12/14/16 Millennials Are Changing Multifamily + Higher Density Housin
By System Tuesday, December 13, 2016
Update for Portland Landlords
Millennials Are Changing Multifamily
What it is:
With more than 75 million members, Millennials now outnumber Baby Boomers as the nation’s largest living generation. This has had a noticeable effect on multifamily properties as this population has different expectations and desires when it comes to their taste in housing. A common theme is that Millennials are looking for “walking amenities”. Unit size is far less important than convenience and location. Unit square footage is shrinking, but new developments are walkable to shopping, coffee shops, and work. If it is not walkable, there is an expectation of mass transit being nearby. Millennials are looking for higher quality gyms that are onsite, tech-focused amenities, and good coffee nearby. In Portland, this demographic continues to grow. In a recent survey, apartment research firm ABODO found that Millennials ranked Portland their 2nd favorite city, ranked only behind Seattle.
Why it’s important:
Staying in touch with what Millennials are looking for in housing is very important in the Portland market. There will be higher demand for properties near MAX routes, and in areas where we are experiencing significant job growth. Improving properties to cater to this tech-saavy demographic can also pay off, as Millennials value high speed internet connections, and properties that are wired to fit their needs.
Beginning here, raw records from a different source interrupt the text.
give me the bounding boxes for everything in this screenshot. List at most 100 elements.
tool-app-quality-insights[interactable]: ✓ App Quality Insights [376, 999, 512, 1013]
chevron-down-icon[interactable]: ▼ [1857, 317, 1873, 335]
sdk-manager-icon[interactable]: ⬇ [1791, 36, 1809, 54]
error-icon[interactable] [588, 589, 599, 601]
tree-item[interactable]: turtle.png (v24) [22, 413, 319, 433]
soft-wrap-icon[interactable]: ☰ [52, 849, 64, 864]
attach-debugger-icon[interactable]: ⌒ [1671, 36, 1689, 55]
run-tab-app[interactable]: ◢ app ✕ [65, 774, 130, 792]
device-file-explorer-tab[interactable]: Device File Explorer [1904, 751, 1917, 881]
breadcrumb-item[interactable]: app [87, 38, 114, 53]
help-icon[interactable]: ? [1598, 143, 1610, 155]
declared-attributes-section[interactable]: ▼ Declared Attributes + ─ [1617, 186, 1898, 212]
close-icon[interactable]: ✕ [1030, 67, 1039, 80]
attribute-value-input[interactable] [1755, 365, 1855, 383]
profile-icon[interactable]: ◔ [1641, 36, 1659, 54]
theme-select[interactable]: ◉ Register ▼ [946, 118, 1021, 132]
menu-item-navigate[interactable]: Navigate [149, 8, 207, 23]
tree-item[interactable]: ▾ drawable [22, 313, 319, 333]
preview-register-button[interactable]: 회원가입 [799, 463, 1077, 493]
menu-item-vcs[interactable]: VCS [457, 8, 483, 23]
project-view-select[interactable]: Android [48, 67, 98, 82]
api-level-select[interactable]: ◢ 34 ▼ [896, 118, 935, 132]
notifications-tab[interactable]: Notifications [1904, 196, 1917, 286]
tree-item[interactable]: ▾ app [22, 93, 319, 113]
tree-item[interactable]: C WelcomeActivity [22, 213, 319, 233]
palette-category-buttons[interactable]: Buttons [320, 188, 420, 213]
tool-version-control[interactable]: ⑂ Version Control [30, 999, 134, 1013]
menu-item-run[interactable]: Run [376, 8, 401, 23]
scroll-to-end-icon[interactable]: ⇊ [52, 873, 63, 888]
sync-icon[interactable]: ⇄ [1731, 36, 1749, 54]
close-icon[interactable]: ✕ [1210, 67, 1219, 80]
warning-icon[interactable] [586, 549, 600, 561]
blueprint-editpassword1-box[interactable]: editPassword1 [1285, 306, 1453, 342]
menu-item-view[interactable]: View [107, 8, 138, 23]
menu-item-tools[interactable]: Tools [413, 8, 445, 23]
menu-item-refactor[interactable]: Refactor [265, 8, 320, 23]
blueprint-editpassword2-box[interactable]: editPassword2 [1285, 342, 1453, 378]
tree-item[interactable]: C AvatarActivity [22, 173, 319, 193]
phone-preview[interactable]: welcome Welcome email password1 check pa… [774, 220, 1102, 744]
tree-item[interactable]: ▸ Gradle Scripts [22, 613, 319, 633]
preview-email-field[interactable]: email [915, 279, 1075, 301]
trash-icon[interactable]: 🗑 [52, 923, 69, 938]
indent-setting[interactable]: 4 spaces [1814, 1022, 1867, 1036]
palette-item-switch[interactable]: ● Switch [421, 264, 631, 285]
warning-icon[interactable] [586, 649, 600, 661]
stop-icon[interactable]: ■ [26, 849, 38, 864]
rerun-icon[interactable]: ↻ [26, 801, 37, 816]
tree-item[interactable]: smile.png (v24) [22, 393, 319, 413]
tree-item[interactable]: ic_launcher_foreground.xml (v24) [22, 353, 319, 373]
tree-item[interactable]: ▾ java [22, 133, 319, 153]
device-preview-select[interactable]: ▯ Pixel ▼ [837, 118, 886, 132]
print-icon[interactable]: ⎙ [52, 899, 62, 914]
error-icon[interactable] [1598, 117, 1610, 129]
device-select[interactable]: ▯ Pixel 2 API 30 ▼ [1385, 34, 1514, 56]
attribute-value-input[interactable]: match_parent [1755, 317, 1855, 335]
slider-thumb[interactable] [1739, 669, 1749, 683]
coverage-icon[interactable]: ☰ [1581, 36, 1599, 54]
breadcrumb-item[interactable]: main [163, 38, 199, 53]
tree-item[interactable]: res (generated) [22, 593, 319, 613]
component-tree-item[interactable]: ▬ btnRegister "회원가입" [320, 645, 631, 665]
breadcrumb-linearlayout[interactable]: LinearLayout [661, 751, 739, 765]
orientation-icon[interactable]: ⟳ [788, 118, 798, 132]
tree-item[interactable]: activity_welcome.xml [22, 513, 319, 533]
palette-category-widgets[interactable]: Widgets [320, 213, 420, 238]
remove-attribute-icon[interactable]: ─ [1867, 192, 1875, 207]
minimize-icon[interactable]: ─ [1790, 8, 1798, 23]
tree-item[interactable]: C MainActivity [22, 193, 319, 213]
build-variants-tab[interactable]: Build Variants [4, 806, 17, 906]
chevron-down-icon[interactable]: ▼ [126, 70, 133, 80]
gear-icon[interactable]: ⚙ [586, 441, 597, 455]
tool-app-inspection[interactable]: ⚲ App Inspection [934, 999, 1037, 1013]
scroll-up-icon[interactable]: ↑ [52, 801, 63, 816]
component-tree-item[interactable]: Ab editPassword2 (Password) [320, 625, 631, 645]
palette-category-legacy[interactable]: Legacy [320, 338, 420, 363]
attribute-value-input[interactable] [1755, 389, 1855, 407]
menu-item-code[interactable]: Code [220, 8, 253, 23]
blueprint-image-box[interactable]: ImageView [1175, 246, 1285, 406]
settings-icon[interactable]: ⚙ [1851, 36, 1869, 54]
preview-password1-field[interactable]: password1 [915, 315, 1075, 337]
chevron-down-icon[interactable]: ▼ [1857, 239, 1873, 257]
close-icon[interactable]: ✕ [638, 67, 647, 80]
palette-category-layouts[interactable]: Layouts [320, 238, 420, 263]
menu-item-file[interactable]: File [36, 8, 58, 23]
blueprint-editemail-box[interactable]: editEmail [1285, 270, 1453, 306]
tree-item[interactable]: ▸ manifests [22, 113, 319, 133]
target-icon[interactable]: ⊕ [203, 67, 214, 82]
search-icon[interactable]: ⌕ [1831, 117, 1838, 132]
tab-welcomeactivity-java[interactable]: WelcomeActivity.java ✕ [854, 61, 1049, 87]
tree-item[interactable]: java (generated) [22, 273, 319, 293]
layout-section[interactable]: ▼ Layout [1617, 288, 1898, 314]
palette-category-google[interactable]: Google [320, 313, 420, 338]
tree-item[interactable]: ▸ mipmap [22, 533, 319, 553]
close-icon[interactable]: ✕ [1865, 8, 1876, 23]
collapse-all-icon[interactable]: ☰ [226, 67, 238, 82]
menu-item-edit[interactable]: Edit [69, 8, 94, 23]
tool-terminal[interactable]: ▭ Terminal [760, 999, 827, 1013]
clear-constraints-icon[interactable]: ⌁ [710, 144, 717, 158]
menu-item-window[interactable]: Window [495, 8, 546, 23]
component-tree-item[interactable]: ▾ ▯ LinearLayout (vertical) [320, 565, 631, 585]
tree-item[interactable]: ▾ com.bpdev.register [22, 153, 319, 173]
The Portland City Council debated last week on how much single family housing will be rezoned for higher densities. The current recommendation will allow multifamily housing within ¼ of a mile of designated urban centers, corridors with frequent bus service and high capacity transit, and in housing opportunity areas such as near parks and schools. Opponents argue that the rezoning will destroy the character of existing neighborhoods, and some would prefer a smaller area to be rezoned (1/8 of a mile). A decision will likely be made by the end of December, and rezoning changes would take effect in January of 2018. Regardless of the extent of rezoning done at this time, 123,000 new households are expected here by 2035.
Why it’s important:
Many of the properties we manage may fall into this rezoning area. The potential to convert single family homes into multiplexes may result in higher property values, and the potential to redevelop properties to generate more rental income for our clients. Experts in our area say that we have a “missing middle housing” problem, with a shortage of duplexes and cottage clusters.